Mi si chiede di commentare la bocciatura del rendiconto della Regione da parte della Procura della Corte dei Conti. La Corte dei Conti chiede di coprire “immediatamente”, con tagli quindi, o con nuovo indebitamento (non esistendo altri canali) circa un miliardo su 21 circa. In pratica, è un atto di guerra dell’Italia contro la Sicilia, naturalmente ammantato, come sempre, di apparente legalità. In breve, cosa succede? Succede che ininterrottamente abbiamo al potere alla Regione emissari dei partiti nazionali italiani i quali eseguono gli ordini di saccheggio della colonia siciliana. Li abbiamo votati noi, ce li meritiamo. Ma del resto i Siciliani non sanno nulla di quello che accade nella realtà. Proviamo a raccontarlo.
Perché, per due volte, la politica siciliana ha regalato allo Stato i soldi dei siciliani?

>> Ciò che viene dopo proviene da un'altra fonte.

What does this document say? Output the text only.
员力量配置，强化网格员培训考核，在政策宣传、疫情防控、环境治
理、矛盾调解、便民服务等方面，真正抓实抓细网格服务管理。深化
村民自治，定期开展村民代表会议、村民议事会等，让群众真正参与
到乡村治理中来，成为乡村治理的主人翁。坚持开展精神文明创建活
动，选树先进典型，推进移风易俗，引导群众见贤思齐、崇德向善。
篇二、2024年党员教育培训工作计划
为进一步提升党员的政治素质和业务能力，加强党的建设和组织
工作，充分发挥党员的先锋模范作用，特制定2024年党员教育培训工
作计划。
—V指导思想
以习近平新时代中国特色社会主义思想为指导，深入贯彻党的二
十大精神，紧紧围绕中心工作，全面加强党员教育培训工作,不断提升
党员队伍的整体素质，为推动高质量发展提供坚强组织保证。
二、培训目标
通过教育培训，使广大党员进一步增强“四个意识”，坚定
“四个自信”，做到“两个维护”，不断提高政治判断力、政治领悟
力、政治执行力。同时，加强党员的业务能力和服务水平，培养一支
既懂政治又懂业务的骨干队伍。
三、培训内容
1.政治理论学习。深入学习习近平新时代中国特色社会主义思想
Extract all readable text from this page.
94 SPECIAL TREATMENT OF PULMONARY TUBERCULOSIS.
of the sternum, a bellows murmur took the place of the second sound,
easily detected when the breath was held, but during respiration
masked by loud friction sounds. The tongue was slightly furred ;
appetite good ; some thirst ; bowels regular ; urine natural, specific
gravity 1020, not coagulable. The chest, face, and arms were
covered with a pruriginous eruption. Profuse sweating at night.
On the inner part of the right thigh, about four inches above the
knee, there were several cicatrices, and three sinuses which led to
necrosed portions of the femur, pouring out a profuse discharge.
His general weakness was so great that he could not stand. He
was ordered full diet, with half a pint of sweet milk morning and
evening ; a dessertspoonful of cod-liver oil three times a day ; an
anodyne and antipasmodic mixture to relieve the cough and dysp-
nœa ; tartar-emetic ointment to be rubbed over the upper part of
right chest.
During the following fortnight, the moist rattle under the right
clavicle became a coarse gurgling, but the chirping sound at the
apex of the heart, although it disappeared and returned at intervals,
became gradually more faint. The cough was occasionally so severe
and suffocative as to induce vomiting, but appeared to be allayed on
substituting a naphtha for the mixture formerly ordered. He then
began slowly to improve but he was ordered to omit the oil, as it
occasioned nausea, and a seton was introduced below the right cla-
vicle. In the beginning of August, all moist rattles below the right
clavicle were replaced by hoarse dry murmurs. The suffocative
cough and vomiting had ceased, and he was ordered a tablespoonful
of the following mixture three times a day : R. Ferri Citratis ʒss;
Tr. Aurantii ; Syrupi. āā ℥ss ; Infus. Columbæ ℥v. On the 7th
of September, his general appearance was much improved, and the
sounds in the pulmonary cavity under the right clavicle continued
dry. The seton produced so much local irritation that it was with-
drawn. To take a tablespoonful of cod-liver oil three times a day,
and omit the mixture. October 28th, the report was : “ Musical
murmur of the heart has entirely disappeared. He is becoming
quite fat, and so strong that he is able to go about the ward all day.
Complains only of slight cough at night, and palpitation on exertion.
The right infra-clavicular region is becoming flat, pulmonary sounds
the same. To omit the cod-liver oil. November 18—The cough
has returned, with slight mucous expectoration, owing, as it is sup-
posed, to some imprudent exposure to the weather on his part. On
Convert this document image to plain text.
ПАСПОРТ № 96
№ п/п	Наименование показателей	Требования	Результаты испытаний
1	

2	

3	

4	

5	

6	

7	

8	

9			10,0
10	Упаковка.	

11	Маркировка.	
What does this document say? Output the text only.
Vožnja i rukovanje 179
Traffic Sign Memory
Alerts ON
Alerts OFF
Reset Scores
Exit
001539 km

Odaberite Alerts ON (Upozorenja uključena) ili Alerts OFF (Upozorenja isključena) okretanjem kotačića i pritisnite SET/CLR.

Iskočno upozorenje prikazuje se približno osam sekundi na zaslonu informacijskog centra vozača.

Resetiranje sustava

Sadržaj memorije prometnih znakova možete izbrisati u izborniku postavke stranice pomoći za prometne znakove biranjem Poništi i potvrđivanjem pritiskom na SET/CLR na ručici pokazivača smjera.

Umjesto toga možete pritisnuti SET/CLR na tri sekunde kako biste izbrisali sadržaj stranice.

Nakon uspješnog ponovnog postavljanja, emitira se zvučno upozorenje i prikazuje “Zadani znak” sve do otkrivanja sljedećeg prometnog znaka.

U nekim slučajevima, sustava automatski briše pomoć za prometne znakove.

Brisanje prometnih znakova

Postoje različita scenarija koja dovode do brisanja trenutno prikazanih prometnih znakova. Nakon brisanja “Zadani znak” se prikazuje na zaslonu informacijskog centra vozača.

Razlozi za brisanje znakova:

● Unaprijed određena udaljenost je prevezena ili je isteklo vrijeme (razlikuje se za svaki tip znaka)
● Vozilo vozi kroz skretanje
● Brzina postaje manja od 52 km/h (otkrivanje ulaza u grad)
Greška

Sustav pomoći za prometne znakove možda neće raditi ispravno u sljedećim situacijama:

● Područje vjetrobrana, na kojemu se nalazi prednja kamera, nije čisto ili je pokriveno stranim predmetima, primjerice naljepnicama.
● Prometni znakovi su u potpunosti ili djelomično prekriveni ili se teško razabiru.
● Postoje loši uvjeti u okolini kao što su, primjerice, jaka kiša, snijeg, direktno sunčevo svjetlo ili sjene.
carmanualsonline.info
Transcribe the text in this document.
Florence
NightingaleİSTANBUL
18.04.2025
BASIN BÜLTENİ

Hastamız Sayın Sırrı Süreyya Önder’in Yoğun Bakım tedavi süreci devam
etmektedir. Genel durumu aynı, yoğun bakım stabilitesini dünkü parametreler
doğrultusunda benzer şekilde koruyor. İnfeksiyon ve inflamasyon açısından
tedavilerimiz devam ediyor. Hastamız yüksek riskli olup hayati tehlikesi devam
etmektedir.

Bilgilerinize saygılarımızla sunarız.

La Regione siciliana è in dissesto dal 2015, cioè da quando il Governo di centrosinistra di Rosario Crocetta ha cancellato unilateralmente tutti i crediti nei confronti dello Stato per i tributi che questo aveva riscosso al posto della Regione in maniera incostituzionale. Ma la Regione ha fatto di più. Non solo ha cancellato i propri crediti, circa 6 miliardi, ma li ha trasformati contabilmente in “disavanzo”, cioè li ha trasformati in debiti, regalando quindi due volte allo Stato ciò che lo Stato ha rubato a noi cittadini siciliani. Per rendere sostenibile il furto, il disavanzo, partita puramente contabile, è stato spalmato sui decenni successivi. Sicché, per una generazione intera, la Sicilia deve raccogliere, spremere, dai Siciliani, più di quello che spende, perché una parte la deve “restituire” allo Stato per un debito che non esiste, che non è mai esistito. Per fare questo regalo, sempre nel 2015, e per evitare che il disavanzo fosse troppo grande, altri crediti (vado un po’ a memoria, ma siamo comunque nell’ordine di grandezza di 2 miliardi circa) che davvero dovevano essere cancellati perché decotti, furono invece lasciati in bilancio. Quando poi sarebbero esplosi, nel 2017, non si sapeva più come chiudere i bilanci. Anziché sollevare con lo Stato la questione dei diritti dei Siciliani, il Governo di centrosinistra di Rosario Crocetta e poi il successivo Governo regionale di centrodestra di Nello Musumeci, da un lato hanno rinunciato a tutto il gettito da contenzioso costituzionale e – come si è visto – ai crediti legittimi, dall’altro si sono tagliati le gambe regalando unilateralmente quote di IRPEF e di IVA allo Stato in cambio di nulla. Risultato? I bilanci chiudono poco e male, al prezzo di tagliare selvaggiamente i trasferimenti agli enti locali (quasi tutti i Comuni siciliani in dissesto o pre-dissesto, vedi Palermo ad esempio) ovvero i servizi ai cittadini, ormai in regime di apartheid rispetto agli altri cittadini della Repubblica, anche meridionali.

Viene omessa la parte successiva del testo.